I swear. This guy WAS Steve Martin. “Ok.” I was trying to think one step ahead of him. “I understand. Will there be someone here tomorrow who will care?”

“No.”

I laughed. This guy was growing on me. “Is there someone in the hotel I can pay to help me hook up my computer?”

“No.”

I leaned against the counter. “I’m a travel writer. I want to write about my stay in this hotel and send in my report to the New York Times.”

Cool-guy stared at me as if I were an undercover agent working for the KGB.

“I DON”T CARE.” Sour-manager turned his back to us.

Cool-guy turned to him. “You don’t care? You don’t care about the New York Times?”

I laughed. “Is there some place I can go where they WILL care?”

His back spoke. “Go into town. Maybe somebody there will care.”

“Thanks for your help. You are so kind.” I said as I pulled a shocked Cool-guy out onto the street.

“I normally travel to Asia.” He said. “If you had a problem with your computer there, they would KILL to help you solve it.”

“I liked that Steve Martin guy. He was so… sour. He must balance out the real Steve Martin. I’m glad we came to Portugal. Now I understand opposites.”

“Yeah. Sure.” Cool-guy said. “Let’s see how you feel about him when you can’t post your columns. What if the New York Times stops publishing you because you can’t meet your deadline?”

“Oh. I’m sure someone else would pick me up.” I laughed.

Though we were walking around the center of town, we couldn’t hide from that relentless wind. We held each other to stay warm as we walked. We stumbled into the first crowded restaurant we could find.

“The food has to be good here, right?” I said as we passed all the locals eating heaps of food on large platters.

The restaurant was too bright. We sat in a darkened corner. “It’ll be more romantic.” Cool-guy assured me.

The waitress wasn’t so sure. “It is better in the light.”

“We like the dark.” I smiled.

“But you can not see your food here.”

“We like it here.” Cool-guy smiled.

“I’ll bring you a candle.” The waitress shrugged. “To help you celebrate.”

I leaned over to Cool-guy. “What are we celebrating?”

“Getting service without an argument.” He said, and ordered two fish dinners.

Our fish arrived.

I cut a small piece from the pool of butter that it was soaking in and popped it into my mouth.

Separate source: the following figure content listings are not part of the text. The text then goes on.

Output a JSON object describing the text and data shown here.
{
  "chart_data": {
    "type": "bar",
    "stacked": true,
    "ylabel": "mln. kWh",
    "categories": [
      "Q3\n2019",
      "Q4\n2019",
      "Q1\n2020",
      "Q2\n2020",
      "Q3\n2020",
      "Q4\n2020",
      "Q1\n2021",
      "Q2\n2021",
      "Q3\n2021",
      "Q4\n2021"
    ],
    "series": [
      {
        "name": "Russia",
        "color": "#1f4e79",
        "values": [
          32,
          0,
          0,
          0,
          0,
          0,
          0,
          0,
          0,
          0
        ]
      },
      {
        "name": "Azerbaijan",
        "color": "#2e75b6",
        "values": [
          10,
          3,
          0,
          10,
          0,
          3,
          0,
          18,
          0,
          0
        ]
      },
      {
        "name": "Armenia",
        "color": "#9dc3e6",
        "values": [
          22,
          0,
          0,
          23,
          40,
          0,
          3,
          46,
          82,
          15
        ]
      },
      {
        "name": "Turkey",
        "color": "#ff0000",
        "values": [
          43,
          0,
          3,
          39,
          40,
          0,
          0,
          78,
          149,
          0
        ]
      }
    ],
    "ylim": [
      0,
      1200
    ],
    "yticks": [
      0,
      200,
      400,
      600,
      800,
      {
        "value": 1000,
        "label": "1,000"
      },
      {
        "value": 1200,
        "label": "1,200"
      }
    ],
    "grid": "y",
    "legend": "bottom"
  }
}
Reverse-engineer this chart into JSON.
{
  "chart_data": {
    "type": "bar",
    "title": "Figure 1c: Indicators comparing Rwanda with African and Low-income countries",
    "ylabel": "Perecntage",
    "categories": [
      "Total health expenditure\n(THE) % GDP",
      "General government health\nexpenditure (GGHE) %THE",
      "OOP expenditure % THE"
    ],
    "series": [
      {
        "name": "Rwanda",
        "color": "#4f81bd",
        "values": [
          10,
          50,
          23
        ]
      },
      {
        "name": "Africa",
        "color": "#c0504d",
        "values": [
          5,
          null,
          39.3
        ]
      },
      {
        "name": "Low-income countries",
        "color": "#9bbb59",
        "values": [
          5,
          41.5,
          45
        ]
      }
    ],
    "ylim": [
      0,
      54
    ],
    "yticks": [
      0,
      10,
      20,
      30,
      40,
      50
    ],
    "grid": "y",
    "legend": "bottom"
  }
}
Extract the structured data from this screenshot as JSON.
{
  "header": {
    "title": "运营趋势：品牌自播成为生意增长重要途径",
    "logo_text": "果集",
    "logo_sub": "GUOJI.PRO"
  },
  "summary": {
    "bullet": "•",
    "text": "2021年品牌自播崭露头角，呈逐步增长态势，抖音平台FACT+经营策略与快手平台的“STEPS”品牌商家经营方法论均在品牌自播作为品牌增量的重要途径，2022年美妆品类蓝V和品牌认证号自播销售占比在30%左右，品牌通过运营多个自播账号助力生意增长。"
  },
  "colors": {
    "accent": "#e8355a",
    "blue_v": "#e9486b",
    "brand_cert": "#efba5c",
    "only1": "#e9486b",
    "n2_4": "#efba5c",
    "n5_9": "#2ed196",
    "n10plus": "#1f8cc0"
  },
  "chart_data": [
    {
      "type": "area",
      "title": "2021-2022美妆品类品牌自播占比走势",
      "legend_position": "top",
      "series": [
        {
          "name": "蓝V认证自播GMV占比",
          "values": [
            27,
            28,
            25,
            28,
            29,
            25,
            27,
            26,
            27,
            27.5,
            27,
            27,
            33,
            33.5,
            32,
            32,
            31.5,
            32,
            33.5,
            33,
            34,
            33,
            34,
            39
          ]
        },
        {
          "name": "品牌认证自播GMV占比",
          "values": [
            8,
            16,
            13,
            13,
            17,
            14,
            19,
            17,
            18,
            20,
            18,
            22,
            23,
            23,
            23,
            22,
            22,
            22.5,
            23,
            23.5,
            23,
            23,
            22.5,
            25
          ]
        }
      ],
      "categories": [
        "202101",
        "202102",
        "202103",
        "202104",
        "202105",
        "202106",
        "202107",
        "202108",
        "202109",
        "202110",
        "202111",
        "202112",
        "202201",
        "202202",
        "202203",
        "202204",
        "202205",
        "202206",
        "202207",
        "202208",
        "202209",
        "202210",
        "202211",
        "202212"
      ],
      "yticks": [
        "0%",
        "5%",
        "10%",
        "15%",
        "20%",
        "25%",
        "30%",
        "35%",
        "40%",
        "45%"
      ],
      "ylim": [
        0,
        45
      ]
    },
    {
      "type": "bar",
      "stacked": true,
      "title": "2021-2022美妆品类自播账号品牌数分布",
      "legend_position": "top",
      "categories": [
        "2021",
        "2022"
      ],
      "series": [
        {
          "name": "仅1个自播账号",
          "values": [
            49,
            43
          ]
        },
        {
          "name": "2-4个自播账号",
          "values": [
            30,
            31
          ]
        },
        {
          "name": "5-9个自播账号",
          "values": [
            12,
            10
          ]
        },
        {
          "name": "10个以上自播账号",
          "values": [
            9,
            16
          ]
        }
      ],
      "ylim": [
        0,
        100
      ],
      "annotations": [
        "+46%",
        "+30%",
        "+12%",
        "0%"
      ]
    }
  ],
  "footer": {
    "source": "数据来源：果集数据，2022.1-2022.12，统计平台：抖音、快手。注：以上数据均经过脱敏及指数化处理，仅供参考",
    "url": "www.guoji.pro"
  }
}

“Let me guess.” Cool-guy cringed. “It tastes like butter.”

“Nope. It tastes like lamb. Tough and chewy, old lamb.”

“Oh.” He smiled. “I love Portugal. The wind. The highways that end abruptly. Sour hotel managers. And fish that tastes like lamb.”

I laughed. “Sweet Cool-guy, maybe tomorrow you can go surfing.”

The waitress overheard us. “There is no surfing. The wind is blowing out to sea, so the waves are going out to sea. You can’t surf. The waves are no good.”

“Thanks.” I laughed.

Cool-guy worked on his meal. “I don’t think this is fish. I think it’s dehydrated dog meat.”

“Strange that the butter adds no flavor, isn’t it?”

“If I were home, I’d spit this out and refuse to pay.”

“Honey. I’m glad your travel manners are intact.”

“It has nothing to do with manners.” He said. “I have a feeling this bite right here may be as good as it gets, in Portugal.”